You even see references to this in popular culture (hence why I said "meme"). Take this example from C. M. Kornbluth's 1951 sci-fi novelette The Marching Morons. Kornbluth was Jewish.
A team at the Pole worked at Barlow's direction on a mail setup. There would have to be letters to and from Venus to keep the slightest taint of suspicion from arising. Luckily Barlow remembered that the problem had been solved once before—by Hitler. Relatives of persons incinerated in the furnaces of Lublin or Majdanek continued to get cheery postal cards.
https://www.gutenberg.org/files/51233/5 ... 1233-h.htm

Re: Abraham Krzepicki

Posted: Thu Dec 11, 2025 4:08 am
by Stubble
Holy shit, we have mail from resettled jews? Have these letters been collated some place for review? This would be EXTREMELY helpful for my missing jew hunting endeavor!

I'd have approximate dates with rough locations!

(I apologize for taking this thread for a walk here, but, I'd really, really like to see this mail!)

Re: Abraham Krzepicki

Posted: Thu Dec 11, 2025 4:52 am
by Archie
Stubble wrote: Thu Dec 11, 2025 4:08 am Holy shit, we have mail from resettled jews? Have these letters been collated some place for review? This would be EXTREMELY helpful for my missing jew hunting endeavor!

I'd have approximate dates with rough locations!
I wasn't aware any of these had survived, although the Krzepicki one posted above sure seems like one.

Actually forging mail for dead Jews seems like it would be totally impractical. Even figuring out who to address it to would be a pain. Plus you have to imitate the handwriting, etc. And you're doing that for thousands of people. No way. So I think they'd have to argue here that they forced the Jews to write postcards on the way to Treblinka. But I don't think that scenario quite adds up because if you only sent one letter and then nada that would be almost more suspicious than sending no letters at all.
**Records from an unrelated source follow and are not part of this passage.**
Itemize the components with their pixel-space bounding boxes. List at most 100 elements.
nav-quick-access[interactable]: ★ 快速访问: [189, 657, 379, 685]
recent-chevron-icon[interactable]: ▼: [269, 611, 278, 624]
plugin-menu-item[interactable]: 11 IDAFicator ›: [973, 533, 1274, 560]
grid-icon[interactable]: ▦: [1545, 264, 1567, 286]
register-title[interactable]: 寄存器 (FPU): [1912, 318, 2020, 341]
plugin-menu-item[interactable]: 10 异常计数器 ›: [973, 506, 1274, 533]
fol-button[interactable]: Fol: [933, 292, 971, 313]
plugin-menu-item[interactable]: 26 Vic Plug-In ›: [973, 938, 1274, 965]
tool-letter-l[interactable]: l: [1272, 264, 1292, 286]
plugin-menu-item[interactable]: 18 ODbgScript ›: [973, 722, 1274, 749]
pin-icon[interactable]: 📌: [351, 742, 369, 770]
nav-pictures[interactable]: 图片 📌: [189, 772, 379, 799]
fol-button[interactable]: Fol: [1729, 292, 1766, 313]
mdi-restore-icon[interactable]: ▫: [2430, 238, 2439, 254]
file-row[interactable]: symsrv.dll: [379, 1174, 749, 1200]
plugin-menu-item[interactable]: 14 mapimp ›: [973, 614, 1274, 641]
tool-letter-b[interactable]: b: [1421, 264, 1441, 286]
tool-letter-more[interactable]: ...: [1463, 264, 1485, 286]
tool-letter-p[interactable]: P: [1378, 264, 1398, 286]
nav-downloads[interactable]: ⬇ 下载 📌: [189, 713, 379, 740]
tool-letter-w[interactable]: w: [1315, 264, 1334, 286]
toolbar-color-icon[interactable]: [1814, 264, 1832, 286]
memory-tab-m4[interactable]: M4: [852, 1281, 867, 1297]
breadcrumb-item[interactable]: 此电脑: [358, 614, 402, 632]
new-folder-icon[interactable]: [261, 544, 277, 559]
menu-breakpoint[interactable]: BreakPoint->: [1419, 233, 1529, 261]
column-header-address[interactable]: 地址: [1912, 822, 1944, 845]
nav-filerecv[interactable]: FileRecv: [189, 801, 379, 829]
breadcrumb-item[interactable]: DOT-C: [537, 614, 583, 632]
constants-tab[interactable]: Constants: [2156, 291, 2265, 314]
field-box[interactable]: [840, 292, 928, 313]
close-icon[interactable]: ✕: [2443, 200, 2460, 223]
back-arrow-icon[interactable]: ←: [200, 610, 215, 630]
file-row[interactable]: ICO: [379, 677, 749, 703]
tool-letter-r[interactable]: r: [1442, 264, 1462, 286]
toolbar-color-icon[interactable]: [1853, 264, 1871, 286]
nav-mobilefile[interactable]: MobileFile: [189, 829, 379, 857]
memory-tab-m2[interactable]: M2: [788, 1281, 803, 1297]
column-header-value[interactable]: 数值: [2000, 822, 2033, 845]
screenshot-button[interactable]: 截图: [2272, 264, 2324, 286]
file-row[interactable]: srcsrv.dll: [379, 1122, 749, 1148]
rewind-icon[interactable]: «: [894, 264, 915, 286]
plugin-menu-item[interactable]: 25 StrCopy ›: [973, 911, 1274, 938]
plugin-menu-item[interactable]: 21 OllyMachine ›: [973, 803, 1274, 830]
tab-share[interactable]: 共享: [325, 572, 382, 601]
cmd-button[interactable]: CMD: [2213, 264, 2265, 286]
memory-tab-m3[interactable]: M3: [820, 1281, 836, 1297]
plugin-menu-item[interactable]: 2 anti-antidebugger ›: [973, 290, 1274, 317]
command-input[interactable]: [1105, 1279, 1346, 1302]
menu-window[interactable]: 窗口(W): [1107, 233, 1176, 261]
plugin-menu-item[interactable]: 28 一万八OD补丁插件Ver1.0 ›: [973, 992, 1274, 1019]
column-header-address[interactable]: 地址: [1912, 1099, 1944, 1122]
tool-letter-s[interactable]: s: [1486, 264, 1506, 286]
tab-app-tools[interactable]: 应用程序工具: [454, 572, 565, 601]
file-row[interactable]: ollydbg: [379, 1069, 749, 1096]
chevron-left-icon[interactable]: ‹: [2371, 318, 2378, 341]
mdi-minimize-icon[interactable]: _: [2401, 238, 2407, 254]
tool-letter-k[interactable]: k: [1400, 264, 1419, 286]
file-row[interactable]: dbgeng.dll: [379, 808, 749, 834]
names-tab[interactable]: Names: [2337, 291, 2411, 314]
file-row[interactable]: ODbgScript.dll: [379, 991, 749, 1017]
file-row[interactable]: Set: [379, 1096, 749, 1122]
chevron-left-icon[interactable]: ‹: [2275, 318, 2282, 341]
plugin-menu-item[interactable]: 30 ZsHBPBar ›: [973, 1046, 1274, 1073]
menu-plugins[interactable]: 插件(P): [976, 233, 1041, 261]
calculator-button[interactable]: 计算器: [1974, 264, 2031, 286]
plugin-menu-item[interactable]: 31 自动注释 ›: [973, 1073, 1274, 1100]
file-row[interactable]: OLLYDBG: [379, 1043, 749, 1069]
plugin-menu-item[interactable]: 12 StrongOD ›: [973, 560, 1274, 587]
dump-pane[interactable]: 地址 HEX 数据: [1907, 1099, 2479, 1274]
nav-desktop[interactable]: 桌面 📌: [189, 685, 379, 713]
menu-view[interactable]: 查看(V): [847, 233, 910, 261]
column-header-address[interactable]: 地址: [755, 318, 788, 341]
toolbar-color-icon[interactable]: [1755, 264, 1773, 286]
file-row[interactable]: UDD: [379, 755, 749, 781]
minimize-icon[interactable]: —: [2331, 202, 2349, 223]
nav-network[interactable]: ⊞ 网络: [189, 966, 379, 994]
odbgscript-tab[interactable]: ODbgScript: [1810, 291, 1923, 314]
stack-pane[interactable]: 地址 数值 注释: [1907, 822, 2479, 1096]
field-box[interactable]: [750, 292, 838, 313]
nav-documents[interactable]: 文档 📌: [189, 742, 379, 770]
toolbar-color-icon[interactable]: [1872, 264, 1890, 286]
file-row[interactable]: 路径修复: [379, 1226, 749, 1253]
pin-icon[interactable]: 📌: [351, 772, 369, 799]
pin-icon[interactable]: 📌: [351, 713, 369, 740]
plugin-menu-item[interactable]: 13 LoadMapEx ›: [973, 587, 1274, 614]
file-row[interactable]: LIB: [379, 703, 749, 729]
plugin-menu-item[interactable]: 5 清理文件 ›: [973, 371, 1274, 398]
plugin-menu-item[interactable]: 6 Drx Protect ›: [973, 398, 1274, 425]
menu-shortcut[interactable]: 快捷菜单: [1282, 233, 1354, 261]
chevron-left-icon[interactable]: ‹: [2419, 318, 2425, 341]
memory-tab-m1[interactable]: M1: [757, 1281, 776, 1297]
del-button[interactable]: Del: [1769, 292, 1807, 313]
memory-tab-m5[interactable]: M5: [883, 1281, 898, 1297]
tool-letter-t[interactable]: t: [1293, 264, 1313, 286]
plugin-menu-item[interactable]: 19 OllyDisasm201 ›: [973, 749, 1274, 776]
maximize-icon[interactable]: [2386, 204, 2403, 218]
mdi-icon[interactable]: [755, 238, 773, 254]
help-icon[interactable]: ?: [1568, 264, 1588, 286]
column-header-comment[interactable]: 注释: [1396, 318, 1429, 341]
I remember discussing the Oif der Vach article with bombsaway before. Bombs was arguing that it was irrational to believe in resettlement since there was zero evidence for it. I asked him if he had reviewed all the potentially relevant documents and if he would consider e.g. something like that article to be evidence of resettlement (something more than "zero"). He said it wasn't because we don't have the actual postcards, just a contemporaneous Jewish newspaper referencing the postcards. And he said they were fraudulent (without explaining how they did this).